Je crois, en bon chrétien, votre moitié fort sage ;
Mais une femme habile est un mauvais présage ;
Et je sais ce qu'il coûte à de certaines gens
Pour avoir pris les leurs avec trop de talents."
L'Ecole des femmes, I, 1 (v. 82-86)

L'idée qu'épouser une femme sotte constitue l'unique moyen de ne pas être cocu est partagée par le héros de La Précaution inutile (1655) de Scarron (1) et par celui de La Précaution inutile de d'Ouville (1656) (2).

Tandis qu'Arnolphe va jusqu'à préférer épouser "une laide bien sotte" à une femme d'esprit, Chrysalde, conformément aux thèses défendues par certains contemporains, défendra au contraire l'idée qu'une femme idiote est incapable de "savoir ce que c'est d'être honnête", et qu'il n'est pas souhaitable d'"avoir toute sa vie une bête avec soi".


(1) Dans La Précaution inutile (1655) de Scarron, Dom Pèdre refuse d'avoir le moindre commerce avec une femme spirituelle, et cherche la femme la plus sotte qui soit :

C'est ce qui me fait avoir pitié de vous, lui dit alors Dom Pèdre. Et pourquoi ? lui demanda Dom Rodrigue. Parce qu'une femme d'esprit vous trompe tôt ou tard, lui répondit Dom Pèdre.Vous savez, ajouta-t-il, par le récit que je vous ai fait de mes aventures, comment il m'en a pris ; et je vous jure que si j'espérais trouver une femme aussi sotte qu'il y en a de spirituelles, je mettrais au jour pour elle tout ce que je sais de galanterie, et la préférerais à la sagesse même, si elle voulait me choisir pour son galant.
(La Précaution inutile de Scarron (extrait), p. 59-60)

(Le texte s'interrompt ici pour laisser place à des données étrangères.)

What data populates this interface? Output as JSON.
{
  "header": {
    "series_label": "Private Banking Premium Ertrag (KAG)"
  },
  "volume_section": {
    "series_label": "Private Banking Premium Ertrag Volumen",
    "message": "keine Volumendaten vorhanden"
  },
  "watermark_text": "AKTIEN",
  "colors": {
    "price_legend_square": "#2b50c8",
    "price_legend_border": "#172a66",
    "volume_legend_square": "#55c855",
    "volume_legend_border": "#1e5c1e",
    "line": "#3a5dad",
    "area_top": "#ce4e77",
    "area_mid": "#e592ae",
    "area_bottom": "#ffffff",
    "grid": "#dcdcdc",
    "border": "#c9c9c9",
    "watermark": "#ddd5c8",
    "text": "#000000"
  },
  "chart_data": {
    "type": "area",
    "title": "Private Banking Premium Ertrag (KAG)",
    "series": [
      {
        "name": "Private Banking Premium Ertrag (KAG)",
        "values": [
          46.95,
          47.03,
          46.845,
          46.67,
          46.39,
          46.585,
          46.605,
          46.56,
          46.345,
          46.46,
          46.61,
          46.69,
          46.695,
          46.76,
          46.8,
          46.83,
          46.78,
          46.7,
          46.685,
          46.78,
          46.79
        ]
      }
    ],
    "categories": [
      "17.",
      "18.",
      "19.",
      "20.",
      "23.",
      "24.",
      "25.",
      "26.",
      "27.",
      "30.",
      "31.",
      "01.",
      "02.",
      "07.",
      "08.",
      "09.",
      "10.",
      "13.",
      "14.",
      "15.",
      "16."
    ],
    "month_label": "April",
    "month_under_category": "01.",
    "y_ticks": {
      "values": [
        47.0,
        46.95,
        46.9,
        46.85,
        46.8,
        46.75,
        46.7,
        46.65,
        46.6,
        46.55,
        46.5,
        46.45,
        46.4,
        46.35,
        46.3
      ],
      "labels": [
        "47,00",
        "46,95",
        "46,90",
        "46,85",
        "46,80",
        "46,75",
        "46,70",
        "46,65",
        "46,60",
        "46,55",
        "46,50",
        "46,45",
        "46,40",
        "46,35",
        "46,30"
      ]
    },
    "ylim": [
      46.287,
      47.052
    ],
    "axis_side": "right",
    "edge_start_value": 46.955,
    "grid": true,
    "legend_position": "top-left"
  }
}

et toujours se confirmant dans son opinion qu'on ne pouvait être sûrement marié avec une femme d'esprit.
(p. 261)

il lui dit même [à une duchesse rencontrée sur sa route] qu'il avait enfin résolu de se marier s'il trouvait une femme assez idiote pour ne lui faire point craindre tous les mauvais tours que les femmes spirituelles peuvent faire à leurs maris.
(La Précaution inutile de Scarron (extrait), p. 106)

il se promit bien de ne se jamais mettre dans le péril d'être mal marié, ou en ne prenant jamais de femme, ou en la prenant si sotte qu'elle ne sût pas discerner l'amour de l'aversion.
(p. 271)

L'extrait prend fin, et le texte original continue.